15 ni se enciende el candil, y se pone debajo de un almud, mas en el
candelero, y alumbra á todos los que están en casa.

16 Así [pues] alumbre vuestra luz delante de los hombres, para que vean
vuestras obras buenas, y glorifiquen á vuestro Padre que está en los cielos.

17 No penseis que he venido para desatar la ley, ó los profetas: no he
venido para desatar[la], mas para cumplirla.

18 Porque de cierto os digo, [que] hasta que perezca el cielo y la tierra, ni una jota, ni un tilde perecerá de la ley, que todas las cosas no sean hechas.

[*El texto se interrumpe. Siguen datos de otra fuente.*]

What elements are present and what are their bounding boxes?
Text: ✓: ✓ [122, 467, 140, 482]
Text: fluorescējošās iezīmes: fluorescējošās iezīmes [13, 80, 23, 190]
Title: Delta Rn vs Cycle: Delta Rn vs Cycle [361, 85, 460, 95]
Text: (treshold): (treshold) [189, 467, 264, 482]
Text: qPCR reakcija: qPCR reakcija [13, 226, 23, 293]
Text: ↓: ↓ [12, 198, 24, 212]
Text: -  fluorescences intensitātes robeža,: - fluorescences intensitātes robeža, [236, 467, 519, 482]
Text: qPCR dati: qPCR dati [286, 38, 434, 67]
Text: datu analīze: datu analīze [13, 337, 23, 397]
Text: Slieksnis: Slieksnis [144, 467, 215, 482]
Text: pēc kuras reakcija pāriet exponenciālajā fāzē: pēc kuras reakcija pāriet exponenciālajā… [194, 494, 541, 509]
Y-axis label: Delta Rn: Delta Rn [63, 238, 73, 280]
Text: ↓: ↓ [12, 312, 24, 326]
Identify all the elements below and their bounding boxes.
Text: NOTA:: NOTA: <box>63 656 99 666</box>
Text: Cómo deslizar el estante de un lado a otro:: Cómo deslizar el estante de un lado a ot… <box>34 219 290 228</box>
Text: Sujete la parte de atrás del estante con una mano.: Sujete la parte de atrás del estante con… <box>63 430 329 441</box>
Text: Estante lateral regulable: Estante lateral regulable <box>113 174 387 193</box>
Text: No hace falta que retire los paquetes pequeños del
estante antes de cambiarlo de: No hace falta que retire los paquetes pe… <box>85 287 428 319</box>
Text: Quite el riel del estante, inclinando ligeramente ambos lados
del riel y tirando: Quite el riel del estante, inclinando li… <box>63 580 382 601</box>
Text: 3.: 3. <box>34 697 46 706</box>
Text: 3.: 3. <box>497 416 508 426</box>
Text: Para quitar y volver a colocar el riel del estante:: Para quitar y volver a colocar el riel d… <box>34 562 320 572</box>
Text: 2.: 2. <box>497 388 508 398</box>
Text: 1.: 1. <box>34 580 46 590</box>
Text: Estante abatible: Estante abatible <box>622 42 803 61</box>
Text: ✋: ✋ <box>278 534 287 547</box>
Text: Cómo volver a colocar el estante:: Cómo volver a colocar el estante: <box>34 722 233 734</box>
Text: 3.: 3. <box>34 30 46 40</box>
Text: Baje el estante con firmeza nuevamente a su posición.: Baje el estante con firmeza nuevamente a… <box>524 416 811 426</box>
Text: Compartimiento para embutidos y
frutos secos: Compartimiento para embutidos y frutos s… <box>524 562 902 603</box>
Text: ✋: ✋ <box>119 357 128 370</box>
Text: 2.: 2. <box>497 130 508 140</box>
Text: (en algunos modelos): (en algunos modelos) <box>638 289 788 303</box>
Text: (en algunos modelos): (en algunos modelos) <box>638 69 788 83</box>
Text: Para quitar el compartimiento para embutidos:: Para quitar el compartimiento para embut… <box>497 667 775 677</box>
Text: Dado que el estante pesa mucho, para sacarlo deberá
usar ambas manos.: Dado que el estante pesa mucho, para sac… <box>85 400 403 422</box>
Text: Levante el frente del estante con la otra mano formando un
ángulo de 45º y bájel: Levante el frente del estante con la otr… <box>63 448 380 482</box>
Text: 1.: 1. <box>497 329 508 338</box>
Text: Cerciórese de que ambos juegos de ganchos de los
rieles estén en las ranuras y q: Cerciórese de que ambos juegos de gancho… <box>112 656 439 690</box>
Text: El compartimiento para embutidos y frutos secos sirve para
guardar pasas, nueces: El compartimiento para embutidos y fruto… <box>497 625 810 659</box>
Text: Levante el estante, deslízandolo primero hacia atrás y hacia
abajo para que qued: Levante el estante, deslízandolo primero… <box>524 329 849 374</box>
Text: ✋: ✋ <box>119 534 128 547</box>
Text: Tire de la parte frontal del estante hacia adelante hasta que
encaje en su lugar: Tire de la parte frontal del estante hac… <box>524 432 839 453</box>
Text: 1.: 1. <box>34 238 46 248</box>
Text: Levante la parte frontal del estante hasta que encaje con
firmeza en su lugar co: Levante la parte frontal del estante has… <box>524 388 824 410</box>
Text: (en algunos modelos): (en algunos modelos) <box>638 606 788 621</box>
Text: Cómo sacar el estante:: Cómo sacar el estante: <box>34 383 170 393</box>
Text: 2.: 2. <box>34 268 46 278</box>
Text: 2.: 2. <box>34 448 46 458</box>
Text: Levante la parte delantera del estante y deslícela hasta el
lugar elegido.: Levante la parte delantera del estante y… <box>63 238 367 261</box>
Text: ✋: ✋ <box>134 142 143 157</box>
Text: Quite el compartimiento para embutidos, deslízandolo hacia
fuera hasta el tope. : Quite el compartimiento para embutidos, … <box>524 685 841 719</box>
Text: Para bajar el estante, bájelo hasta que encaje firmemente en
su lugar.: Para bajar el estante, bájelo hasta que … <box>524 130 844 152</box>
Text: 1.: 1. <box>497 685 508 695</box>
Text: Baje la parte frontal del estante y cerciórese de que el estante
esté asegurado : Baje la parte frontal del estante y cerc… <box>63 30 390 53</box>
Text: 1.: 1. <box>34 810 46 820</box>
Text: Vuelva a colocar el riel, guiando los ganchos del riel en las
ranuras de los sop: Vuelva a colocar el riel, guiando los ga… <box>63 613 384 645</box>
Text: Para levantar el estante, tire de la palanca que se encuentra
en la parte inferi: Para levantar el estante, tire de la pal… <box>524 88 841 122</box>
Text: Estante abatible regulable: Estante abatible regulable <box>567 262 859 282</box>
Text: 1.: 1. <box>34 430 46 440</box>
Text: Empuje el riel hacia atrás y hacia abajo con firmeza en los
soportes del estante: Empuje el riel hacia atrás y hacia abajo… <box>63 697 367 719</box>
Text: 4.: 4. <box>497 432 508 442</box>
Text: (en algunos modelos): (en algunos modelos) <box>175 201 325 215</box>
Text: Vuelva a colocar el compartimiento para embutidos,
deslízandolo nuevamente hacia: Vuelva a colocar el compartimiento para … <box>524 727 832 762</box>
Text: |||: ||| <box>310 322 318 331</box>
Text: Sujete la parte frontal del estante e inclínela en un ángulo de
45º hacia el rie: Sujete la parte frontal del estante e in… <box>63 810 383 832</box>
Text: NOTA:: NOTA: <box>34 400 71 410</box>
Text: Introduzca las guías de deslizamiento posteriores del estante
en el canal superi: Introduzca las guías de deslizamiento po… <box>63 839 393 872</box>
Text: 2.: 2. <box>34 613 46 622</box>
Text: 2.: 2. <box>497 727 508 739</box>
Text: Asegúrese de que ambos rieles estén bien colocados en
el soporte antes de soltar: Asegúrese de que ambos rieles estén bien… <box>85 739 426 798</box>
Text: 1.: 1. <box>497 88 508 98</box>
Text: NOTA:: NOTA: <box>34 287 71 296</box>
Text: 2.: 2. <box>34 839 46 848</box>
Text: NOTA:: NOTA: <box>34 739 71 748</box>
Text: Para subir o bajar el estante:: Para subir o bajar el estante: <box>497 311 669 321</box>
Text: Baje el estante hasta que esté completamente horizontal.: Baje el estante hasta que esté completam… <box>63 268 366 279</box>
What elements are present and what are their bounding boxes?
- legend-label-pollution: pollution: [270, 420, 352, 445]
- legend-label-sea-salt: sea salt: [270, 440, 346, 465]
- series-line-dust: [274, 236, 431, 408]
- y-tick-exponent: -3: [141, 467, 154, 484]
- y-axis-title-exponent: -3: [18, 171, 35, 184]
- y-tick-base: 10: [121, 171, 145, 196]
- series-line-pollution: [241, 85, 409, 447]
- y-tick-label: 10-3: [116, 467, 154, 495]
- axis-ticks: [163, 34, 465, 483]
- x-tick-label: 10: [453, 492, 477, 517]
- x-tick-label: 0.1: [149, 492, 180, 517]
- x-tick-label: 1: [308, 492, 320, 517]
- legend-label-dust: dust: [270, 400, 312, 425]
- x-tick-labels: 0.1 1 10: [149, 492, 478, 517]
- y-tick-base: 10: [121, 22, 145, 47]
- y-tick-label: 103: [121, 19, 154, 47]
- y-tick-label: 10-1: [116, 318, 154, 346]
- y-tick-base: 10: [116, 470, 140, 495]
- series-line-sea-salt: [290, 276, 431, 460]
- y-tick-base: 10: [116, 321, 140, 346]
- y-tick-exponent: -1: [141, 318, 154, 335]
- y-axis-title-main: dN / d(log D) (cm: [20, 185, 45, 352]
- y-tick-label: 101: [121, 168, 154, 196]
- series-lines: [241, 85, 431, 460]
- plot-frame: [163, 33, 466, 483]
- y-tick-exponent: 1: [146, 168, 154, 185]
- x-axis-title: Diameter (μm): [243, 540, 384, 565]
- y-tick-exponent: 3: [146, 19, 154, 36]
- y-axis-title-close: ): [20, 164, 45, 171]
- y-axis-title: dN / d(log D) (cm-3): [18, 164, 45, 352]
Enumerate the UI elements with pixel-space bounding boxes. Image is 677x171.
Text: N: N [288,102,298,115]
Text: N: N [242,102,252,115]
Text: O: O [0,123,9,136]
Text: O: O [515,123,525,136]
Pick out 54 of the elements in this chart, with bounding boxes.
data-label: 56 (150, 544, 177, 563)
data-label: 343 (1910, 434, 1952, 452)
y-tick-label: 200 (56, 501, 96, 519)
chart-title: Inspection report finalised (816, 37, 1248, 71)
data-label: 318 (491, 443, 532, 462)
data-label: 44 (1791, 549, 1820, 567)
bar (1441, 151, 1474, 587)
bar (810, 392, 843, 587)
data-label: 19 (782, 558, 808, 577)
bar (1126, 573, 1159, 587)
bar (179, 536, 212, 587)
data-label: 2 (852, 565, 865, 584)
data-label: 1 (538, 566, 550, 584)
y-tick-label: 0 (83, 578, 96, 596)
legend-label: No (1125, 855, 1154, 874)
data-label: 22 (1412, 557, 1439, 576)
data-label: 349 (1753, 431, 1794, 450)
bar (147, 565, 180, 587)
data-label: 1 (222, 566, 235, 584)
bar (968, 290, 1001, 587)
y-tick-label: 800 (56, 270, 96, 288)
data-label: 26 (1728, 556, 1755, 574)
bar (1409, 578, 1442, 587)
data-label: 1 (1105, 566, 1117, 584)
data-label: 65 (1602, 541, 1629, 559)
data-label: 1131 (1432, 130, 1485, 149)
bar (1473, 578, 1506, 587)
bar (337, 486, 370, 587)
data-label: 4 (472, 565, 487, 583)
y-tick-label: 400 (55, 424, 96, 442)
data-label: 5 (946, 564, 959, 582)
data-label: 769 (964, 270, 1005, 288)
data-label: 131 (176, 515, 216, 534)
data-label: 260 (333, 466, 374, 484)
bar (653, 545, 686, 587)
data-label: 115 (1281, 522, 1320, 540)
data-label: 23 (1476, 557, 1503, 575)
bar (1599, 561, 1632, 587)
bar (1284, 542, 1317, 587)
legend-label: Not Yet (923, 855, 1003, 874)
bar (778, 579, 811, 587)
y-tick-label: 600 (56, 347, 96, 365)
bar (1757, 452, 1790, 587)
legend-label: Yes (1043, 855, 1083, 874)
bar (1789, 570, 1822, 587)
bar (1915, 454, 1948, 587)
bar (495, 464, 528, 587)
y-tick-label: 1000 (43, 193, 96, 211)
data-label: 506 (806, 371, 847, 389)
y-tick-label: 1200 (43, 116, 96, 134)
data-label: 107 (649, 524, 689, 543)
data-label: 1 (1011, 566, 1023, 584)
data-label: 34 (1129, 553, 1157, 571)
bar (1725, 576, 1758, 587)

19 De manera que cualquiera que desatare uno de estos mandamientos muy pequeños, y así enseñare á los hombres, muy pequeño será llamado en el reino de los cielos: mas cualquiera que hiciere, y enseñare, este será llamado grande en el reino de los cielos.

20 Porque [yo] os digo, que si vuestra justicia no fuere mayor que la de los
escribas y de los Fariséos, no entrareis en el reino de los cielos.

21 Oisteis que fué dicho á los antiguos: No matarás: mas cualquiera que
matare, será culpado de juicio:

22 yo pues os digo, que cualquiera que se enojare locamente con su hermano, será culpado de juicio; y cualquiera que dijere á su hermano: Raca, será culpado de concilio; y cualquiera que [á su hermano] dijere: Loco, será culpado del quemadero del fuego.

23 Por tanto si trajeres tu presente al altar, y allí te acordares que tu
hermano tiene algo contra tí,

24 deja allí tu presente delante del altar, y vé: vuelve primero en amistad
con tu hermano, y entonces vé, y ofrece tu presente.